Just checking if anyone has more details on how watermark works in cases where
event time is earlier than processing time stamp.
On Friday, February 2, 2018 8:47 AM, M Singh <[email protected]> wrote:
Hi Vishu/Jacek:
Thanks for your responses.
Jacek - At the moment, the current time for my use case is processing time.
Vishnu - Spark documentation
(https://spark.apache.org/docs/latest/structured-streaming-programming-guide.html)
does indicate that it can dedup using watermark. So I believe there are more
use cases for watermark and that is what I am trying to find.

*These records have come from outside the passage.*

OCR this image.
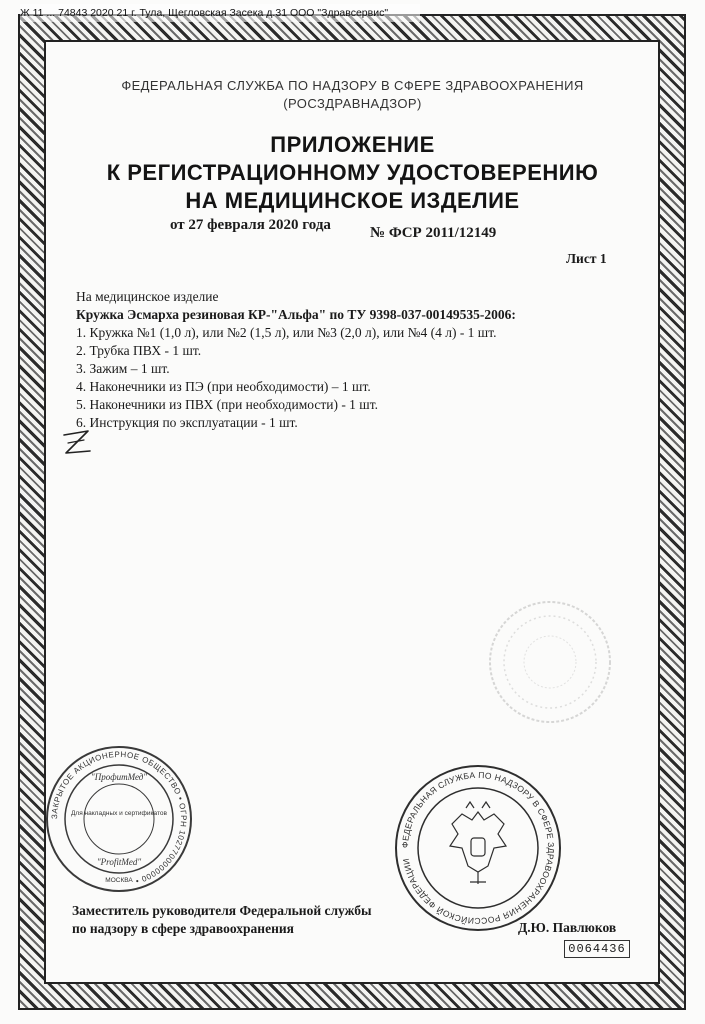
Ж 11 ... 74843 2020 21 г. Тула, Щегловская Засека д.31 ООО "Здравсервис"
ФЕДЕРАЛЬНАЯ СЛУЖБА ПО НАДЗОРУ В СФЕРЕ ЗДРАВООХРАНЕНИЯ
(РОСЗДРАВНАДЗОР)
ПРИЛОЖЕНИЕ
К РЕГИСТРАЦИОННОМУ УДОСТОВЕРЕНИЮ
НА МЕДИЦИНСКОЕ ИЗДЕЛИЕ
от 27 февраля 2020 года	№ ФСР 2011/12149
Лист 1
На медицинское изделие
Кружка Эсмарха резиновая КР-"Альфа" по ТУ 9398-037-00149535-2006:
1. Кружка №1 (1,0 л), или №2 (1,5 л), или №3 (2,0 л), или №4 (4 л) - 1 шт.
2. Трубка ПВХ - 1 шт.
3. Зажим – 1 шт.
4. Наконечники из ПЭ (при необходимости) – 1 шт.
5. Наконечники из ПВХ (при необходимости) - 1 шт.
6. Инструкция по эксплуатации - 1 шт.
ЗАКРЫТОЕ АКЦИОНЕРНОЕ ОБЩЕСТВО • ОГРН 1027700000000 •
"ПрофитМед"
Для накладных и сертификатов
"ProfitMed"
МОСКВА
ФЕДЕРАЛЬНАЯ СЛУЖБА ПО НАДЗОРУ В СФЕРЕ ЗДРАВООХРАНЕНИЯ РОССИЙСКОЙ ФЕДЕРАЦИИ
Заместитель руководителя Федеральной службы
по надзору в сфере здравоохранения	Д.Ю. Павлюков
0064436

I am hoping that TD can clarify or point me to the documentation.
Thanks
On Wednesday, January 31, 2018 6:37 AM, Vishnu Viswanath
<[email protected]> wrote:
Hi Mans,
Watermark is Spark is used to decide when to clear the state, so if the even it
delayed more than when the state is cleared by Spark, then it will be ignored.I
recently wrote a blog post on this :
http://vishnuviswanath.com/spark_structured_streaming.html#watermark
Yes, this State is applicable for aggregation only. If you are having only a
map function and don't want to process it, you could do a filter based on its
EventTime field, but I guess you will have to compare it with the processing
time since there is no API to access Watermark by the user.
-Vishnu
On Fri, Jan 26, 2018 at 1:14 PM, M Singh <[email protected]> wrote:
Hi:
I am trying to filter out records which are lagging behind (based on event
time) by a certain amount of time.
Is the watermark api applicable to this scenario (ie, filtering lagging
records) or it is only applicable with aggregation ? I could not get a clear
understanding from the documentation which only refers to it's usage with
aggregation.
Thanks
Mans